Just one small cavil: The fact that Kahn actually knew Dempsey gives his portrait added verisimilitude. But must it also give him license to pepper his pages with self-aggrandizing he-told-me's? Is it necessary for the author to depart from a description of Dempsey's first wife as a sometime barroom pianist into an irrelevant account of his own adventure with a woman similarly employed?

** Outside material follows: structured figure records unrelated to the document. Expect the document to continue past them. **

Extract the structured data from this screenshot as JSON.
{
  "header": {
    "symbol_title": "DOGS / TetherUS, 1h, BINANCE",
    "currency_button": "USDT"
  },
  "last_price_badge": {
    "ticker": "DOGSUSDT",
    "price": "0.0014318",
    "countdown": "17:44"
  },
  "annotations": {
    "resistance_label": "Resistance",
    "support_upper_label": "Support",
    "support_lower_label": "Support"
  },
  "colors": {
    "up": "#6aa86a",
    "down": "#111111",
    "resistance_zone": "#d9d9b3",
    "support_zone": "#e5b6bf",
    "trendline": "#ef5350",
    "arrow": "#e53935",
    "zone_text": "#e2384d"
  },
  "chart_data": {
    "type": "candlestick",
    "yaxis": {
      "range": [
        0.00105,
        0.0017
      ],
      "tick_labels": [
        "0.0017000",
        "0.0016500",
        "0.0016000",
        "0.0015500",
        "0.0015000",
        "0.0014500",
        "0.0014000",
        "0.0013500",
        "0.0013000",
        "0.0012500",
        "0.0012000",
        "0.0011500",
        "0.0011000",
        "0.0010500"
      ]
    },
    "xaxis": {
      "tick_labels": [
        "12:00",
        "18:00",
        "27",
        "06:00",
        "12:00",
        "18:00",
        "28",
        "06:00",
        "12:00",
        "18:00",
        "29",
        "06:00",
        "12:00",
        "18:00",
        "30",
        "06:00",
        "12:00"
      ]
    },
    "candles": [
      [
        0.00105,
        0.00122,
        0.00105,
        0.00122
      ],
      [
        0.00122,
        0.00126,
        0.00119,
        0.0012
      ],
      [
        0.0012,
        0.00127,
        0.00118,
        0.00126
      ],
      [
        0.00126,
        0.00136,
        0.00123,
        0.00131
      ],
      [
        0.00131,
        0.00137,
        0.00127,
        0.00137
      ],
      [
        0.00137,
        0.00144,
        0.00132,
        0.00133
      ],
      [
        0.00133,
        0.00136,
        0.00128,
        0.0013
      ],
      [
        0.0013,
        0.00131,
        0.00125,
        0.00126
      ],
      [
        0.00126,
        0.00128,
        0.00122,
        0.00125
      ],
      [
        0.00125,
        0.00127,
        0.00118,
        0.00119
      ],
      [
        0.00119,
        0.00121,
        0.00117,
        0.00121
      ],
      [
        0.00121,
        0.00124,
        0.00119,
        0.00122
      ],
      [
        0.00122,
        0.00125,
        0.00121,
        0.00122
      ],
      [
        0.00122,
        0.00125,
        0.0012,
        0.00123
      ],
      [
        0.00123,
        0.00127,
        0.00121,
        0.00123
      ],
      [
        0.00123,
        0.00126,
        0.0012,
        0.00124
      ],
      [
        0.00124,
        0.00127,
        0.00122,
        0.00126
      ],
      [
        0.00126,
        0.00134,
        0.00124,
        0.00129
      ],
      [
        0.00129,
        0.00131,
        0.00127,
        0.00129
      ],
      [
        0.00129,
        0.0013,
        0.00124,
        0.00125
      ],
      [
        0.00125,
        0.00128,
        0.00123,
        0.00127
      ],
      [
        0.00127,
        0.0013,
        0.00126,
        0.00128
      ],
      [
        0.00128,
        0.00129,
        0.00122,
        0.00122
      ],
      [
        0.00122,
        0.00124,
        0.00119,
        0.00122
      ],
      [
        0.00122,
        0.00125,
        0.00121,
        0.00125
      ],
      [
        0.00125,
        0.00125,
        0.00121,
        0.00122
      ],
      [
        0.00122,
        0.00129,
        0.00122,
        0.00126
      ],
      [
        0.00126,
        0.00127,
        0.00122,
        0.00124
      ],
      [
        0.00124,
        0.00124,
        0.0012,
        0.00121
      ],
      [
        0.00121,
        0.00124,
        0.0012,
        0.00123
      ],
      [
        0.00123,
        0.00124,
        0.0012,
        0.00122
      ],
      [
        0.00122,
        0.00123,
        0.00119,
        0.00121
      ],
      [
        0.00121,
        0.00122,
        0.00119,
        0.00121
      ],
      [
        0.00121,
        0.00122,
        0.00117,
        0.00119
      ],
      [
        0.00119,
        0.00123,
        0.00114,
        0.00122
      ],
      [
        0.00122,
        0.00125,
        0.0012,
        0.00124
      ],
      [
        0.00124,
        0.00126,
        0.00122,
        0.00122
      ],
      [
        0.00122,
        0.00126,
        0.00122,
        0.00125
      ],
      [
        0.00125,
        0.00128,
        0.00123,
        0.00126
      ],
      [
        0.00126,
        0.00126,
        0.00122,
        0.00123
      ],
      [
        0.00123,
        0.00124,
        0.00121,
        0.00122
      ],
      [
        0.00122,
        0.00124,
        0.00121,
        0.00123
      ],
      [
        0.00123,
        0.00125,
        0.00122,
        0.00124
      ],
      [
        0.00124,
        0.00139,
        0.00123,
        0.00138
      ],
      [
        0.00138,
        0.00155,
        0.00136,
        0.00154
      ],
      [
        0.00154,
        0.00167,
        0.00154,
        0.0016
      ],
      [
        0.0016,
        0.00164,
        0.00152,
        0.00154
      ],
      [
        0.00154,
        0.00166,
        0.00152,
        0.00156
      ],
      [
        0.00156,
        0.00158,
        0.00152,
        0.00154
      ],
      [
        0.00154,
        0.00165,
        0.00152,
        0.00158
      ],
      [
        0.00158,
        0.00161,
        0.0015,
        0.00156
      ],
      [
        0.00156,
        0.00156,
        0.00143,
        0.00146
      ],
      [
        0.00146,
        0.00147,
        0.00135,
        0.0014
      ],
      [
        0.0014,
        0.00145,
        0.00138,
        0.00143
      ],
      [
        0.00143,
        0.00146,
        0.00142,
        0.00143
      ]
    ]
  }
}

But why quibble? This is quite simply Kahn's finest work since he made The Boys of Summer part of the language.
A COACH'S LIFE
By Dean Smith
(with John Kilgo and Sally Jenkins)
Random House, $25
This humble memoir should dispel the notion that Dean Smith is too good to be true. In fact, it's all too true that Smith is good, both as a person and a mentor. In his 36 years as the basketball coach at North Carolina (he retired two years ago), he became the college game's alltime winner: 879 victories, a .776 winning percentage. Of his 245 lettermen, 237 received their degrees—some, like Michael Jordan, after they had turned pro. Smith has a sense of humor, too: Witness the description of his Carolina successor, Bill Guthridge, as "so neat, he could organize a bowl of chop suey."
There is a lot of basketball here and even more of this good man's personal philosophy. A pious man himself, Smith takes gentle umbrage at the notion prevalent among Christian athletes that the Good Lord is up there rooting for one side or the other in sports. Both He and Smith know better.